Hört man die Namen Hermann Bahr, Hugo von Hofmannsthal, Arthur Schnitzler oder Richard Beer-Hofmann, fällt einem wahrscheinlich zuerst ein, dass es sich hierbei um die Vertreter der Wiener Moderne handelt. Umso interessanter wird der Leser wahrscheinlich den von Barbara Beßlich und Cristina Fossaluzza herausgegebenen Sammelband finden, der die Vertreter der sogenannten Wiener Moderne – neben den oben Genannten auch die weniger bekannten, wie etwa Felix Salten, Leopold von Andrian, Richard von Schaukal, Hugo Bettauer und Felix Dörmann – in den Kontext kulturkritischer Diskurse einordnet. Jede Kulturkritik, und damit auch die Kulturkritik der Wiener Moderne, um die es in den Beiträgen dieser Publikation geht, begreift die Moderne als einen ambivalenten Prozess, der neben positiven Auswirkungen auch Krisenprozesse hervorrief, deren Schattenseiten die Kulturkritik thematisiert, um normativ verbindliche Werte zu bestimmen, anhand deren die moderne Welt Ganzheit und Ordnung wiedererlangen soll. Reagiert die Kulturkritik also generell auf die Sekundärverluste, die die Moderne mit sich bringt, würde sich in diesem speziellen Fall anbieten, die Verquickung zwischen der Wiener Moderne und der Kulturkritik auch als sukzessiv aufzufassen: nach der einst modernen Phase von Jung-Wien kommt bei einigen dieser Autoren eine spätere Phase der Kulturkritik.

 

Obwohl sich die Herausgeberinnen des Sammelbandes bewusst sind, dass die Autoren der Wiener Moderne um 1890 sich in der ästhetischen Selbstreflexivität der modernen Form vom literarischen Werk relativ einig waren und dann in den späteren Stadien ihres Schaffens durchaus keine einheitlich verbindlichen poetischen und weltanschaulichen Programme formulierten, wollen sie diese Phase nicht unbehandelt lassen. Dem Leser bietet sich somit eine Konstellation der Wiener Moderne an, die der der Romantik in vielerlei Hinsicht ähnlich ist: Auch viele Romantiker vollzogen nämlich zwischen der Früh- und Spätphase ihres Schaffens einen großen Wandel vom selbstreflexiven (vor-)modernen Schreiben und Denken hin zu kulturkritischen Diagnosen und konservativen Einstellungen, die oft stark politisch motiviert waren.
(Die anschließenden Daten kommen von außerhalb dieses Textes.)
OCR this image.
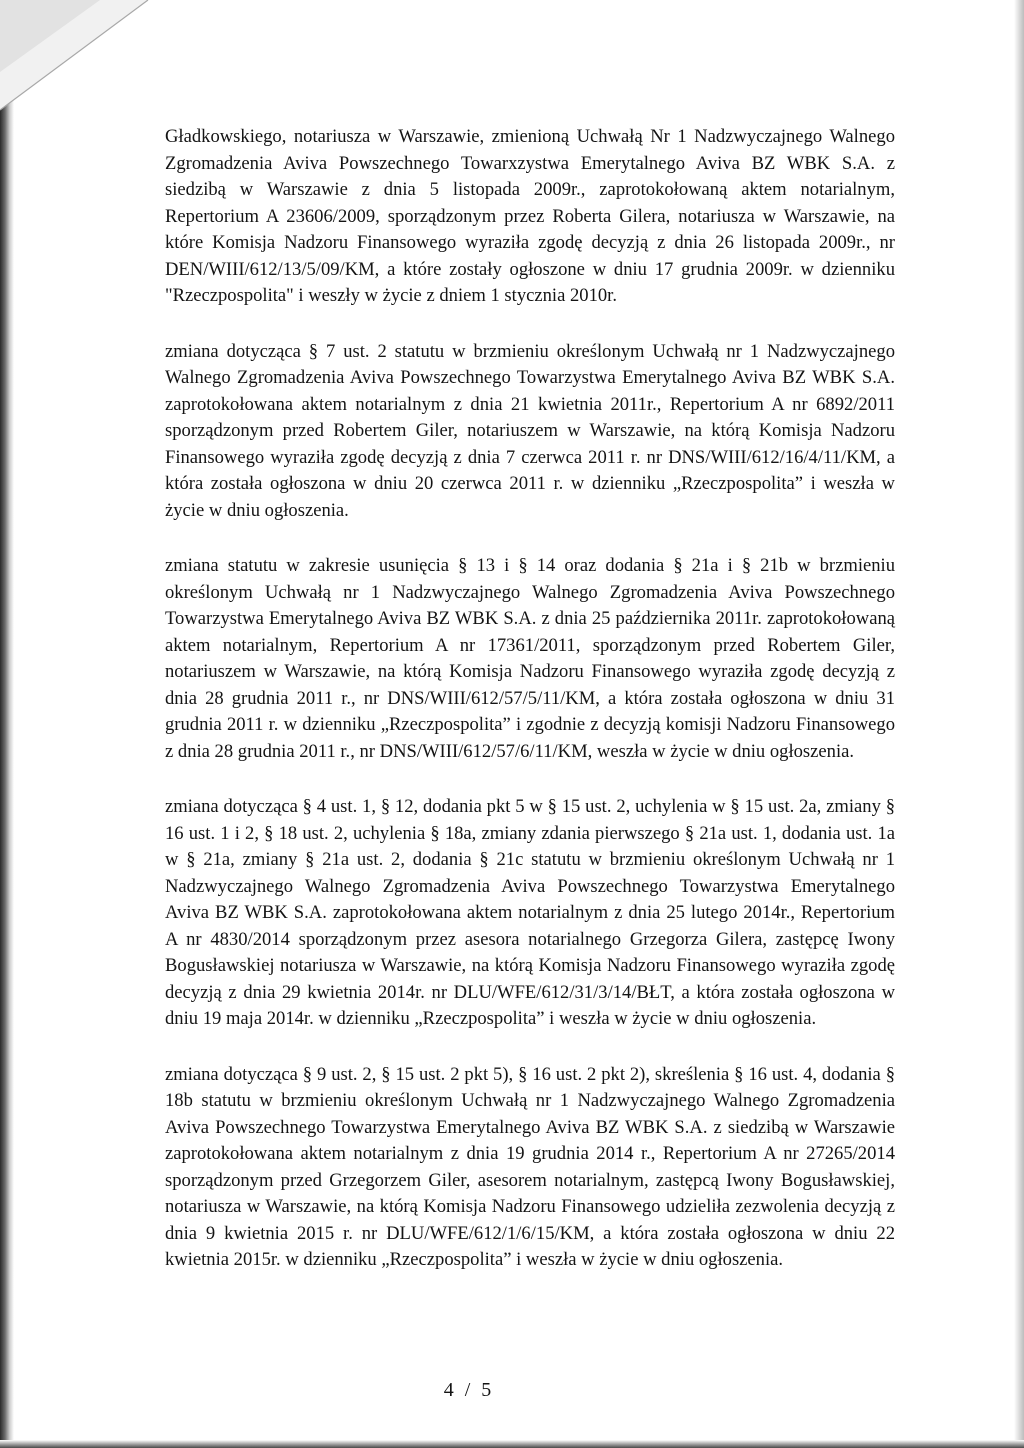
Gładkowskiego, notariusza w Warszawie, zmienioną Uchwałą Nr 1 Nadzwyczajnego Walnego Zgromadzenia Aviva Powszechnego Towarxzystwa Emerytalnego Aviva BZ WBK S.A. z siedzibą w Warszawie z dnia 5 listopada 2009r., zaprotokołowaną aktem notarialnym, Repertorium A 23606/2009, sporządzonym przez Roberta Gilera, notariusza w Warszawie, na które Komisja Nadzoru Finansowego wyraziła zgodę decyzją z dnia 26 listopada 2009r., nr DEN/WIII/612/13/5/09/KM, a które zostały ogłoszone w dniu 17 grudnia 2009r. w dzienniku "Rzeczpospolita" i weszły w życie z dniem 1 stycznia 2010r.

zmiana dotycząca § 7 ust. 2 statutu w brzmieniu określonym Uchwałą nr 1 Nadzwyczajnego Walnego Zgromadzenia Aviva Powszechnego Towarzystwa Emerytalnego Aviva BZ WBK S.A. zaprotokołowana aktem notarialnym z dnia 21 kwietnia 2011r., Repertorium A nr 6892/2011 sporządzonym przed Robertem Giler, notariuszem w Warszawie, na którą Komisja Nadzoru Finansowego wyraziła zgodę decyzją z dnia 7 czerwca 2011 r. nr DNS/WIII/612/16/4/11/KM, a która została ogłoszona w dniu 20 czerwca 2011 r. w dzienniku „Rzeczpospolita” i weszła w życie w dniu ogłoszenia.

zmiana statutu w zakresie usunięcia § 13 i § 14 oraz dodania § 21a i § 21b w brzmieniu określonym Uchwałą nr 1 Nadzwyczajnego Walnego Zgromadzenia Aviva Powszechnego Towarzystwa Emerytalnego Aviva BZ WBK S.A. z dnia 25 października 2011r. zaprotokołowaną aktem notarialnym, Repertorium A nr 17361/2011, sporządzonym przed Robertem Giler, notariuszem w Warszawie, na którą Komisja Nadzoru Finansowego wyraziła zgodę decyzją z dnia 28 grudnia 2011 r., nr DNS/WIII/612/57/5/11/KM, a która została ogłoszona w dniu 31 grudnia 2011 r. w dzienniku „Rzeczpospolita” i zgodnie z decyzją komisji Nadzoru Finansowego z dnia 28 grudnia 2011 r., nr DNS/WIII/612/57/6/11/KM, weszła w życie w dniu ogłoszenia.

zmiana dotycząca § 4 ust. 1, § 12, dodania pkt 5 w § 15 ust. 2, uchylenia w § 15 ust. 2a, zmiany § 16 ust. 1 i 2, § 18 ust. 2, uchylenia § 18a, zmiany zdania pierwszego § 21a ust. 1, dodania ust. 1a w § 21a, zmiany § 21a ust. 2, dodania § 21c statutu w brzmieniu określonym Uchwałą nr 1 Nadzwyczajnego Walnego Zgromadzenia Aviva Powszechnego Towarzystwa Emerytalnego Aviva BZ WBK S.A. zaprotokołowana aktem notarialnym z dnia 25 lutego 2014r., Repertorium A nr 4830/2014 sporządzonym przez asesora notarialnego Grzegorza Gilera, zastępcę Iwony Bogusławskiej notariusza w Warszawie, na którą Komisja Nadzoru Finansowego wyraziła zgodę decyzją z dnia 29 kwietnia 2014r. nr DLU/WFE/612/31/3/14/BŁT, a która została ogłoszona w dniu 19 maja 2014r. w dzienniku „Rzeczpospolita” i weszła w życie w dniu ogłoszenia.

zmiana dotycząca § 9 ust. 2, § 15 ust. 2 pkt 5), § 16 ust. 2 pkt 2), skreślenia § 16 ust. 4, dodania § 18b statutu w brzmieniu określonym Uchwałą nr 1 Nadzwyczajnego Walnego Zgromadzenia Aviva Powszechnego Towarzystwa Emerytalnego Aviva BZ WBK S.A. z siedzibą w Warszawie zaprotokołowana aktem notarialnym z dnia 19 grudnia 2014 r., Repertorium A nr 27265/2014 sporządzonym przed Grzegorzem Giler, asesorem notarialnym, zastępcą Iwony Bogusławskiej, notariusza w Warszawie, na którą Komisja Nadzoru Finansowego udzieliła zezwolenia decyzją z dnia 9 kwietnia 2015 r. nr DLU/WFE/612/1/6/15/KM, a która została ogłoszona w dniu 22 kwietnia 2015r. w dzienniku „Rzeczpospolita” i weszła w życie w dniu ogłoszenia.

4 / 5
Und wenn wir von der Wiederspiegelung der Moderne und der Romantik sprechen, die in ihrer frühen Phase oft als Archäologie der Moderne angesehen wird, ist es wohl dann kein Zufall, dass auch die späte (Wiener) Moderne sich bei ihrer kulturkritischen Wende von der Spätromantik inspirieren ließ, insbesondere von Adam Müller, dessen (neue) Sammelausgabe in den 1920er Jahren eine intensive Rezeption erfuhr. Im Fokus der vorliegenden Publikation steht die Entwicklung ästhetizistischer und dekadenter – politisch und gesellschaftlich indifferenter – künstlerischer Konzepte, die bereits während des Ersten Weltkriegs einen Wandlungsprozess durchliefen, und die nach 1918 häufig von Kulturdiagnosen konservativer Prägung abgelöst wurden, in denen sich die weitreichenden geo- und gesellschaftspolitischen Umwälzungen im gesamten mitteleuropäischen Raum maßgeblich widerspiegeln. Verunsicherungen, Ängste sowie Verlustgefühle, die mit dem Anbruch der postimperialen Welt einhergingen, führten in vielen Texten der Autoren der Wiener Moderne ab den 1920er Jahren zur Formulierung unhinterfragbarer Werte, Formen, Bindungen und Haltungen, auch wenn sich diese größtenteils affirmativen Konzepte – wie bereits erwähnt – bei einigen Dichtern (etwa bei H. von Hofmannsthal) bereits während des Krieges bildeten.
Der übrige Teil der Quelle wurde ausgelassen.